A blow to supermarkets
Officials of supermarket chains have mixed reactions to the decision to raise the monthly minimum wage by 700 shekels. Some are warning of high prices and employee layoffs, while others welcome the move. The large chains, Supersol and Mega, posted weak financial reports last month. The financial reports of Rami Levy’s supermarket chain, Hashikma, were middling as well, with a decline in profitability of more than 60 percent.
The decision to raise the minimum wage could cause further erosion in the supermarket chains’ profitability. It will mean an additional expense of roughly 130 million shekels per year for Supersol, and of roughly nine to ten million shekels per year for Hashikma.
“This is a tough blow to our industry, to stores and suppliers alike,” a high-ranking official of one of the supermarket chains said on Wednesday afternoon. “It means hundreds of millions of shekels more in operating costs for the stores and for the suppliers, and I estimate that prices will have to be raised by two to three percent to cover it.”
He added, “Everybody is going to raise prices at the same time.
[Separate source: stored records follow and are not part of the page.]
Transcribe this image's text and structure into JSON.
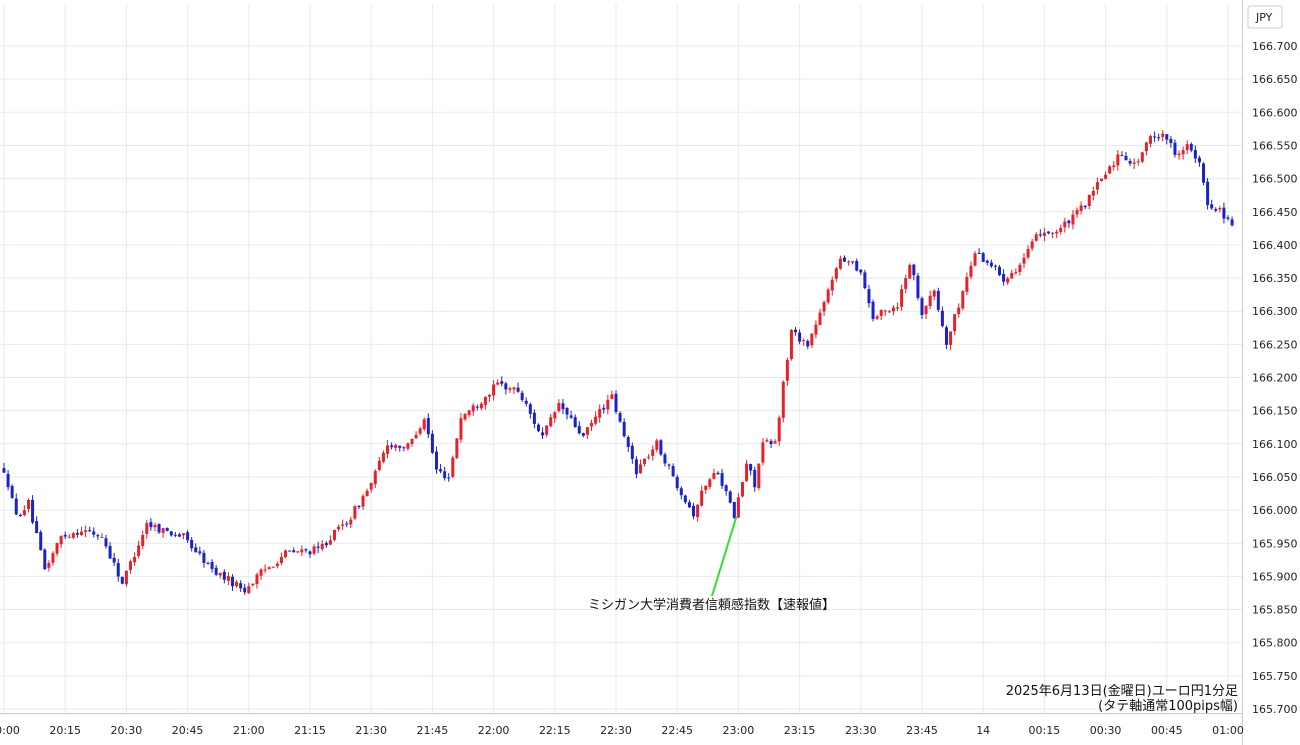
{
  "chart_data": {
    "type": "candlestick",
    "currency_label": "JPY",
    "colors": {
      "up": "#e8202a",
      "down": "#1a22c8",
      "grid": "#e6ebef",
      "annotation_line": "#33dd33"
    },
    "grid": true,
    "y_axis": {
      "position": "right",
      "ylim": [
        165.69,
        166.71
      ],
      "ticks": [
        "166.700",
        "166.650",
        "166.600",
        "166.550",
        "166.500",
        "166.450",
        "166.400",
        "166.350",
        "166.300",
        "166.250",
        "166.200",
        "166.150",
        "166.100",
        "166.050",
        "166.000",
        "165.950",
        "165.900",
        "165.850",
        "165.800",
        "165.750",
        "165.700"
      ]
    },
    "x_axis": {
      "ticks": [
        {
          "label": "20:00",
          "minute": 0
        },
        {
          "label": "20:15",
          "minute": 15
        },
        {
          "label": "20:30",
          "minute": 30
        },
        {
          "label": "20:45",
          "minute": 45
        },
        {
          "label": "21:00",
          "minute": 60
        },
        {
          "label": "21:15",
          "minute": 75
        },
        {
          "label": "21:30",
          "minute": 90
        },
        {
          "label": "21:45",
          "minute": 105
        },
        {
          "label": "22:00",
          "minute": 120
        },
        {
          "label": "22:15",
          "minute": 135
        },
        {
          "label": "22:30",
          "minute": 150
        },
        {
          "label": "22:45",
          "minute": 165
        },
        {
          "label": "23:00",
          "minute": 180
        },
        {
          "label": "23:15",
          "minute": 195
        },
        {
          "label": "23:30",
          "minute": 210
        },
        {
          "label": "23:45",
          "minute": 225
        },
        {
          "label": "14",
          "minute": 240
        },
        {
          "label": "00:15",
          "minute": 255
        },
        {
          "label": "00:30",
          "minute": 270
        },
        {
          "label": "00:45",
          "minute": 285
        },
        {
          "label": "01:00",
          "minute": 300
        }
      ]
    },
    "price_path": [
      {
        "t": 0,
        "p": 166.065
      },
      {
        "t": 2,
        "p": 166.04
      },
      {
        "t": 4,
        "p": 165.99
      },
      {
        "t": 7,
        "p": 166.01
      },
      {
        "t": 11,
        "p": 165.91
      },
      {
        "t": 15,
        "p": 165.96
      },
      {
        "t": 20,
        "p": 165.97
      },
      {
        "t": 25,
        "p": 165.96
      },
      {
        "t": 30,
        "p": 165.89
      },
      {
        "t": 36,
        "p": 165.98
      },
      {
        "t": 40,
        "p": 165.97
      },
      {
        "t": 45,
        "p": 165.96
      },
      {
        "t": 52,
        "p": 165.91
      },
      {
        "t": 60,
        "p": 165.88
      },
      {
        "t": 64,
        "p": 165.905
      },
      {
        "t": 70,
        "p": 165.935
      },
      {
        "t": 78,
        "p": 165.94
      },
      {
        "t": 86,
        "p": 165.99
      },
      {
        "t": 91,
        "p": 166.04
      },
      {
        "t": 95,
        "p": 166.1
      },
      {
        "t": 100,
        "p": 166.095
      },
      {
        "t": 104,
        "p": 166.14
      },
      {
        "t": 107,
        "p": 166.06
      },
      {
        "t": 110,
        "p": 166.05
      },
      {
        "t": 113,
        "p": 166.14
      },
      {
        "t": 117,
        "p": 166.16
      },
      {
        "t": 122,
        "p": 166.19
      },
      {
        "t": 127,
        "p": 166.18
      },
      {
        "t": 133,
        "p": 166.11
      },
      {
        "t": 137,
        "p": 166.16
      },
      {
        "t": 143,
        "p": 166.11
      },
      {
        "t": 147,
        "p": 166.15
      },
      {
        "t": 150,
        "p": 166.17
      },
      {
        "t": 153,
        "p": 166.11
      },
      {
        "t": 156,
        "p": 166.06
      },
      {
        "t": 161,
        "p": 166.1
      },
      {
        "t": 165,
        "p": 166.05
      },
      {
        "t": 170,
        "p": 165.995
      },
      {
        "t": 173,
        "p": 166.04
      },
      {
        "t": 176,
        "p": 166.06
      },
      {
        "t": 180,
        "p": 165.99
      },
      {
        "t": 183,
        "p": 166.07
      },
      {
        "t": 185,
        "p": 166.04
      },
      {
        "t": 187,
        "p": 166.1
      },
      {
        "t": 190,
        "p": 166.1
      },
      {
        "t": 192,
        "p": 166.19
      },
      {
        "t": 194,
        "p": 166.27
      },
      {
        "t": 198,
        "p": 166.25
      },
      {
        "t": 202,
        "p": 166.31
      },
      {
        "t": 205,
        "p": 166.37
      },
      {
        "t": 208,
        "p": 166.38
      },
      {
        "t": 211,
        "p": 166.36
      },
      {
        "t": 214,
        "p": 166.29
      },
      {
        "t": 217,
        "p": 166.3
      },
      {
        "t": 220,
        "p": 166.31
      },
      {
        "t": 223,
        "p": 166.375
      },
      {
        "t": 226,
        "p": 166.3
      },
      {
        "t": 229,
        "p": 166.33
      },
      {
        "t": 232,
        "p": 166.25
      },
      {
        "t": 236,
        "p": 166.33
      },
      {
        "t": 239,
        "p": 166.39
      },
      {
        "t": 243,
        "p": 166.37
      },
      {
        "t": 246,
        "p": 166.35
      },
      {
        "t": 250,
        "p": 166.37
      },
      {
        "t": 255,
        "p": 166.42
      },
      {
        "t": 259,
        "p": 166.42
      },
      {
        "t": 263,
        "p": 166.44
      },
      {
        "t": 267,
        "p": 166.47
      },
      {
        "t": 271,
        "p": 166.51
      },
      {
        "t": 275,
        "p": 166.54
      },
      {
        "t": 278,
        "p": 166.52
      },
      {
        "t": 282,
        "p": 166.56
      },
      {
        "t": 285,
        "p": 166.57
      },
      {
        "t": 288,
        "p": 166.54
      },
      {
        "t": 291,
        "p": 166.55
      },
      {
        "t": 294,
        "p": 166.52
      },
      {
        "t": 296,
        "p": 166.46
      },
      {
        "t": 299,
        "p": 166.455
      },
      {
        "t": 301,
        "p": 166.435
      }
    ],
    "annotation": {
      "label": "ミシガン大学消費者信頼感指数【速報値】",
      "minute": 180,
      "price": 165.99
    },
    "caption": {
      "line1": "2025年6月13日(金曜日)ユーロ円1分足",
      "line2": "(タテ軸通常100pips幅)"
    }
  }
}
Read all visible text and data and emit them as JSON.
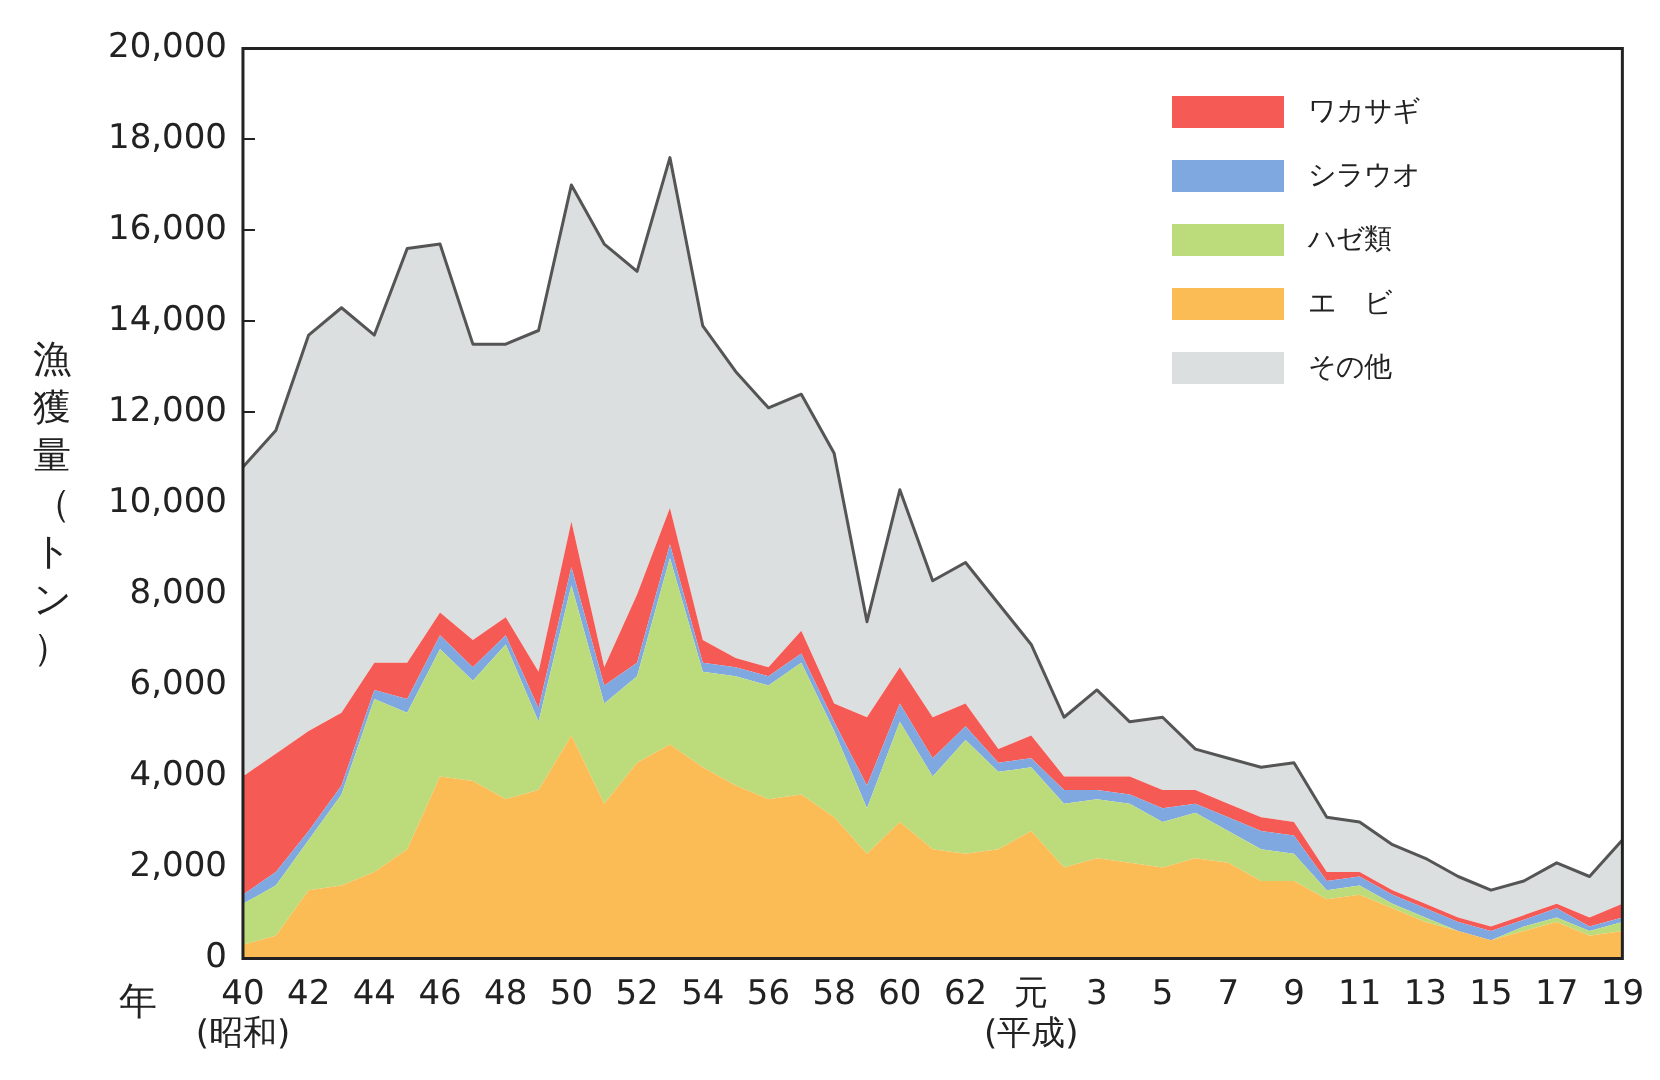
{
  "chart_data": {
    "type": "area",
    "stacked": true,
    "xlabel": "年",
    "ylabel": "漁獲量（トン）",
    "categories": [
      "40\n(昭和)",
      null,
      "42",
      null,
      "44",
      null,
      "46",
      null,
      "48",
      null,
      "50",
      null,
      "52",
      null,
      "54",
      null,
      "56",
      null,
      "58",
      null,
      "60",
      null,
      "62",
      null,
      "元\n(平成)",
      null,
      "3",
      null,
      "5",
      null,
      "7",
      null,
      "9",
      null,
      "11",
      null,
      "13",
      null,
      "15",
      null,
      "17",
      null,
      "19"
    ],
    "series": [
      {
        "name": "エ　ビ",
        "color": "#fbbb55",
        "values": [
          300,
          500,
          1500,
          1600,
          1900,
          2400,
          4000,
          3900,
          3500,
          3700,
          4900,
          3400,
          4300,
          4700,
          4200,
          3800,
          3500,
          3600,
          3100,
          2300,
          3000,
          2400,
          2300,
          2400,
          2800,
          2000,
          2200,
          2100,
          2000,
          2200,
          2100,
          1700,
          1700,
          1300,
          1400,
          1100,
          800,
          600,
          400,
          600,
          800,
          500,
          600
        ]
      },
      {
        "name": "ハゼ類",
        "color": "#bcdc7c",
        "values": [
          900,
          1100,
          1100,
          2000,
          3800,
          3000,
          2800,
          2200,
          3400,
          1500,
          3300,
          2200,
          1900,
          4100,
          2100,
          2400,
          2500,
          2900,
          1900,
          1000,
          2200,
          1600,
          2500,
          1700,
          1400,
          1400,
          1300,
          1300,
          1000,
          1000,
          700,
          700,
          600,
          200,
          200,
          100,
          100,
          0,
          0,
          100,
          100,
          100,
          200
        ]
      },
      {
        "name": "シラウオ",
        "color": "#7fa8e0",
        "values": [
          200,
          300,
          200,
          200,
          200,
          300,
          300,
          300,
          200,
          300,
          400,
          400,
          300,
          300,
          200,
          200,
          200,
          200,
          200,
          500,
          400,
          400,
          300,
          200,
          200,
          300,
          200,
          200,
          300,
          200,
          300,
          400,
          400,
          200,
          200,
          200,
          200,
          200,
          200,
          150,
          200,
          100,
          100
        ]
      },
      {
        "name": "ワカサギ",
        "color": "#f65a55",
        "values": [
          2600,
          2600,
          2200,
          1600,
          600,
          800,
          500,
          600,
          400,
          800,
          1000,
          400,
          1500,
          800,
          500,
          200,
          200,
          500,
          400,
          1500,
          800,
          900,
          500,
          300,
          500,
          300,
          300,
          400,
          400,
          300,
          300,
          300,
          300,
          200,
          100,
          100,
          100,
          100,
          100,
          100,
          100,
          200,
          300
        ]
      },
      {
        "name": "その他",
        "color": "#dcdfdf",
        "values": [
          6800,
          7100,
          8700,
          8900,
          7200,
          9100,
          8100,
          6500,
          6000,
          7500,
          7400,
          9300,
          7100,
          7700,
          6900,
          6300,
          5700,
          5200,
          5500,
          2100,
          3900,
          3000,
          3100,
          3200,
          2000,
          1300,
          1900,
          1200,
          1600,
          900,
          1000,
          1100,
          1300,
          1200,
          1100,
          1000,
          1000,
          900,
          800,
          750,
          900,
          900,
          1400
        ]
      }
    ],
    "ylim": [
      0,
      20000
    ],
    "yticks": [
      0,
      {
        "value": 2000,
        "label": "2,000"
      },
      {
        "value": 4000,
        "label": "4,000"
      },
      {
        "value": 6000,
        "label": "6,000"
      },
      {
        "value": 8000,
        "label": "8,000"
      },
      {
        "value": 10000,
        "label": "10,000"
      },
      {
        "value": 12000,
        "label": "12,000"
      },
      {
        "value": 14000,
        "label": "14,000"
      },
      {
        "value": 16000,
        "label": "16,000"
      },
      {
        "value": 18000,
        "label": "18,000"
      },
      {
        "value": 20000,
        "label": "20,000"
      }
    ],
    "grid": false,
    "legend": "top right"
  }
}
It won’t be price-fixing, Heaven forbid. Instead, the prices will just edge higher little by little. Unfortunately, this is a populist move — minimum wage in Israel is not low compared to the rest of the world. The problem in Israel is the high cost of living, not the low minimum wage, so instead of raising the wage, they should have lowered value added tax on food, for example.”
A high-ranking official in a mid-size supermarket chain said in response to the agreement: “Any act that means attacking the profitability of the supermarkets while they are in a tough financial state will make their situations even shakier. Since competition and a slowdown in consumption do not allow us to raise prices, it looks like there will be further erosion of the supermarket chains’ profitability, which is far beyond dangerous.”
“This move was decided upon at the last moment of our budget planning,” he said, adding that there is already much uncertainty in the sector because of the passage of the Law for Enhancement of Competition in the Food Sector, which goes into effect in January.
“For us, raising the minimum wage means a budgetary addition of about 10 millon shekels per year. This is a welcome move in terms of social justice, but it should not be thrust upon the private sector without easing...the regulatory burden on all of us.”